Closed hongkahjun closed 5 years ago
Hi, I'm not sure if I understand what are you asking for, or stating. How is this related to package's functionality?
I'm guessing you are referring to lines 114-115 of EMD_matlab.py module. Firstly, this module is a legacy leftover as the algorithm was proven to be of the worst performance. Secondly, these lines seem to be doing what they're intended.
>>> T = np.arange(0, 1, 0.01)
>>> minPos = [T[2], T[20], T[-12]]
>>> indmin = np.array([np.nonzero(T==t)[0] for t in minPos]).flatten()
>>> indmin.shape
(3,)
>>> indmin
array([ 2, 20, 88])
>>> indmin[0]
2
Hi
Sorry was in a rush when I posted this. The 2 lines of code are from EMD.py, line 307 and 308. The version is 0.2.5. When I dont include a T parameter in EMD.emd(), the code throws an error. Specifically,
File "C:\Anaconda3\lib\site-packages\PyEMD\EMD.py", line 316, in _prepare_points_simple if indmax[0] < indmin[0]: ValueError: The truth value of an array with more than one element is ambiguous. Use a.any() or a.all()
When I look into the debug, I find that indmax and indmin are numpy array of objects, and the objects are arrays of shape (2,) dtype int64
When I include a T parameter, the code runs smoothly, and indmax and indmin are arrays of int64.
I've tried running emd
without explicit T
and cannot reproduce the error. Based on the numpy
exception either indmin
or indmax
is a 2D array. If they were of shape (2, ) then that's fine (see example below).
What numpy
version have you installed? Any chance you could paste exactly what you're trying?

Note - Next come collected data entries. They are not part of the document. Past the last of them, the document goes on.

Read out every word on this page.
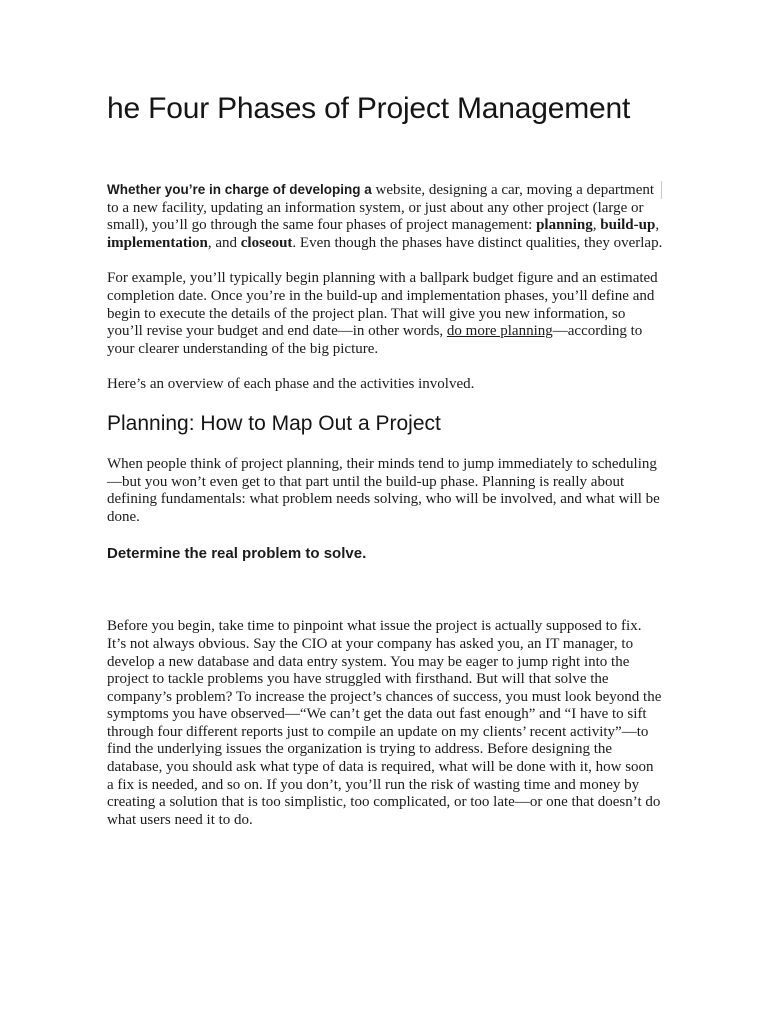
he Four Phases of Project Management

Whether you’re in charge of developing a website, designing a car, moving a department to a new facility, updating an information system, or just about any other project (large or small), you’ll go through the same four phases of project management: planning, build-up, implementation, and closeout. Even though the phases have distinct qualities, they overlap.

For example, you’ll typically begin planning with a ballpark budget figure and an estimated completion date. Once you’re in the build-up and implementation phases, you’ll define and begin to execute the details of the project plan. That will give you new information, so you’ll revise your budget and end date—in other words, do more planning—according to your clearer understanding of the big picture.

Here’s an overview of each phase and the activities involved.

Planning: How to Map Out a Project

When people think of project planning, their minds tend to jump immediately to scheduling—but you won’t even get to that part until the build-up phase. Planning is really about defining fundamentals: what problem needs solving, who will be involved, and what will be done.

Determine the real problem to solve.

Before you begin, take time to pinpoint what issue the project is actually supposed to fix. It’s not always obvious. Say the CIO at your company has asked you, an IT manager, to develop a new database and data entry system. You may be eager to jump right into the project to tackle problems you have struggled with firsthand. But will that solve the company’s problem? To increase the project’s chances of success, you must look beyond the symptoms you have observed—“We can’t get the data out fast enough” and “I have to sift through four different reports just to compile an update on my clients’ recent activity”—to find the underlying issues the organization is trying to address. Before designing the database, you should ask what type of data is required, what will be done with it, how soon a fix is needed, and so on. If you don’t, you’ll run the risk of wasting time and money by creating a solution that is too simplistic, too complicated, or too late—or one that doesn’t do what users need it to do.
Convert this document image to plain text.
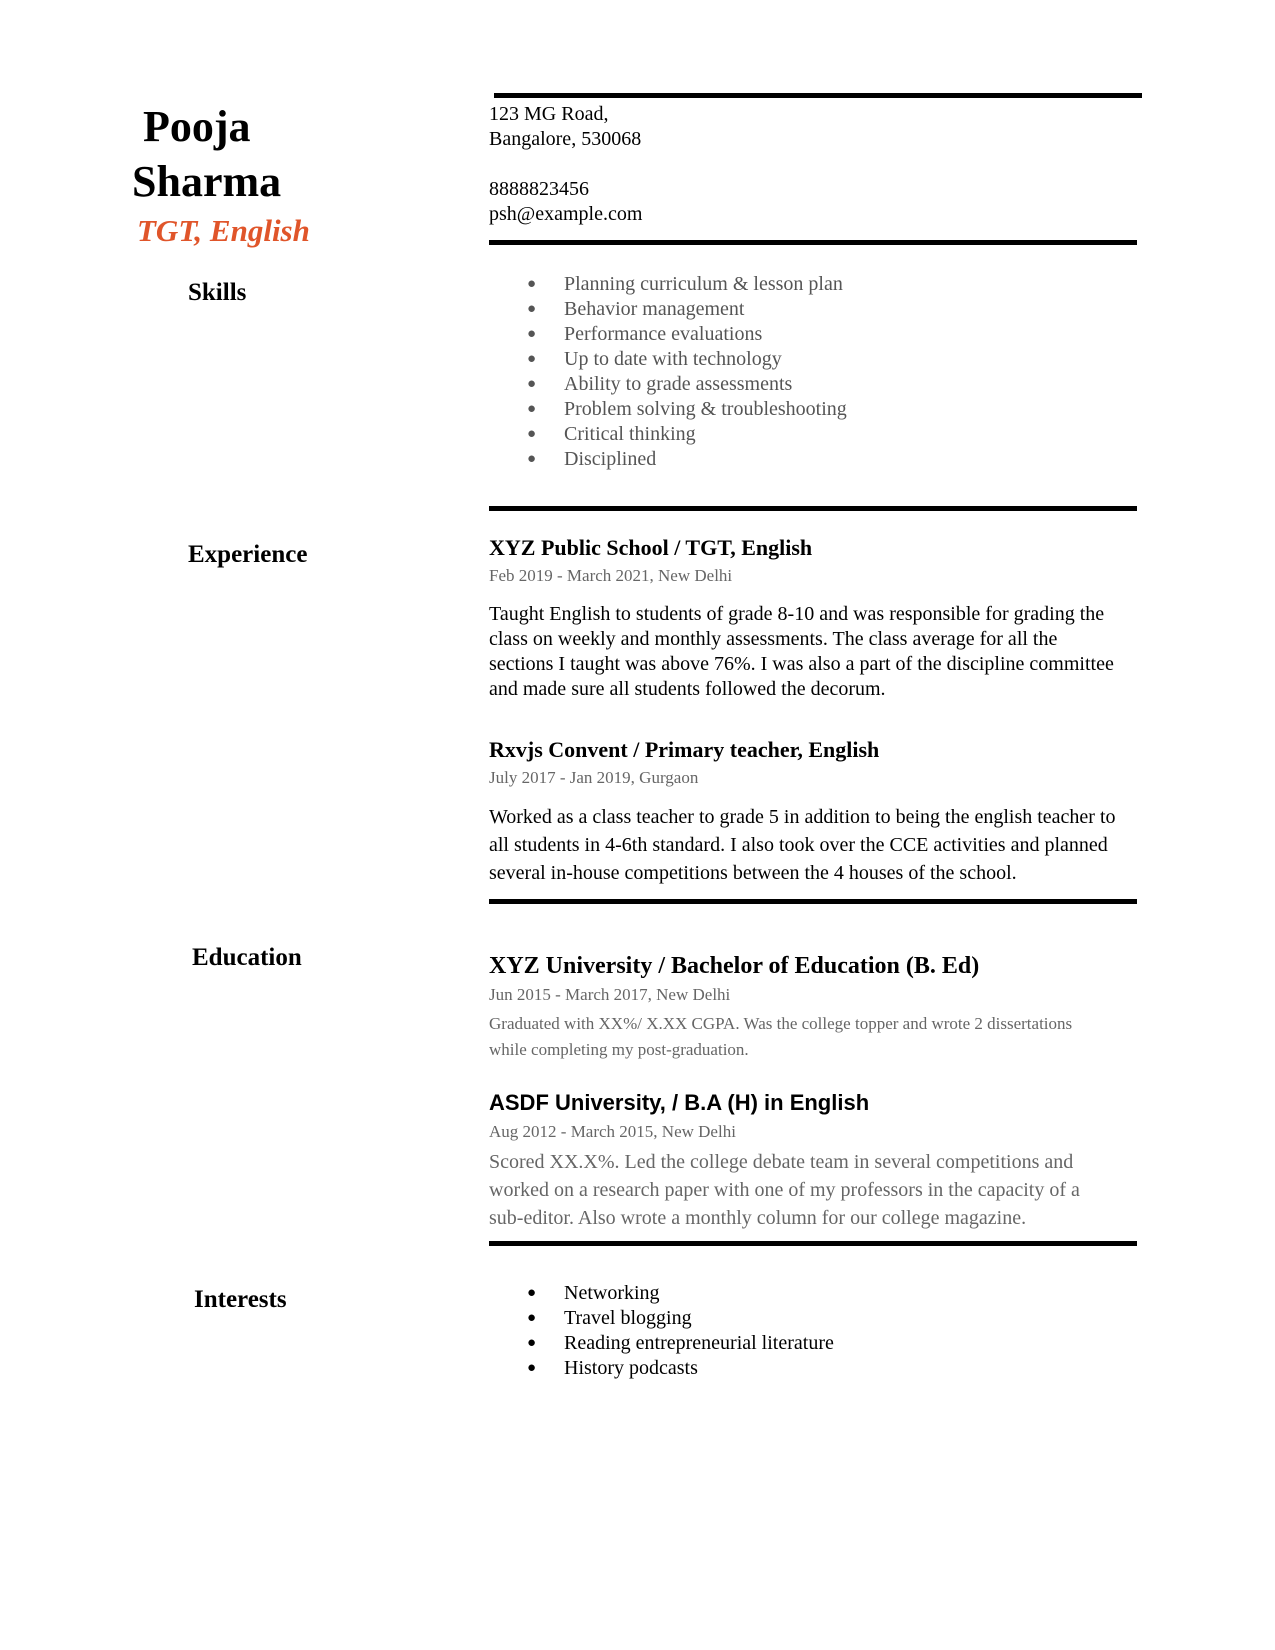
Pooja
Sharma
TGT, English
123 MG Road,
Bangalore, 530068
8888823456
psh@example.com
Skills
Experience
Education
Interests
● Planning curriculum & lesson plan
● Behavior management
● Performance evaluations
● Up to date with technology
● Ability to grade assessments
● Problem solving & troubleshooting
● Critical thinking
● Disciplined
XYZ Public School / TGT, English
Feb 2019 - March 2021, New Delhi
Taught English to students of grade 8-10 and was responsible for grading the
class on weekly and monthly assessments. The class average for all the
sections I taught was above 76%. I was also a part of the discipline committee
and made sure all students followed the decorum.
Rxvjs Convent / Primary teacher, English
July 2017 - Jan 2019, Gurgaon
Worked as a class teacher to grade 5 in addition to being the english teacher to
all students in 4-6th standard. I also took over the CCE activities and planned
several in-house competitions between the 4 houses of the school.
XYZ University / Bachelor of Education (B. Ed)
Jun 2015 - March 2017, New Delhi
Graduated with XX%/ X.XX CGPA. Was the college topper and wrote 2 dissertations
while completing my post-graduation.
ASDF University, / B.A (H) in English
Aug 2012 - March 2015, New Delhi
Scored XX.X%. Led the college debate team in several competitions and
worked on a research paper with one of my professors in the capacity of a
sub-editor. Also wrote a monthly column for our college magazine.
● Networking
● Travel blogging
● Reading entrepreneurial literature
● History podcasts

Maybe you could share your testing signal?
Could you please run this:
import numpy as np
from PyEMD import EMD
signal = np.random.random(200)
emd = EMD()
imfs = emd(signal, max_imf=3)
print(imfs.shape)
Comparing arrays with shape (2,)
and type int64
>>> import numpy as np
>>> indmin = np.arange(2, dtype=np.int64)
>>> indmax = np.array([5, 2], dtype=np.int64)
>>> indmin.shape
(2,)
>>> indmax.shape
(2,)
>>> indmin[0] < indmax[0]
True
Hi,
I run into the same problem (python 3.5, numpy 1.14.2) and I resolved it by doing ind_min = np.array([np.nonzero(T==t)[0][0] for t in min_pos]).flatten() ind_max = np.array([np.nonzero(T==t)[0][0] for t in max_pos]).flatten()
np.nonzero(T==t)[0] still returns an array (single valued) and then the ind_min and ind_max are arrays of arrays (despite the flatten)
I am not sure though if this is the correct solution (since I am getting other errors further down).
Hello
indmin = np.array([np.nonzero(T==t)[0] for t in min_pos]).flatten()
indmax = np.array([np.nonzero(T==t)[0] for t in max_pos]).flatten()
does not flatten into one single array because the intermediate array is an object array if I dont specify a position or time array.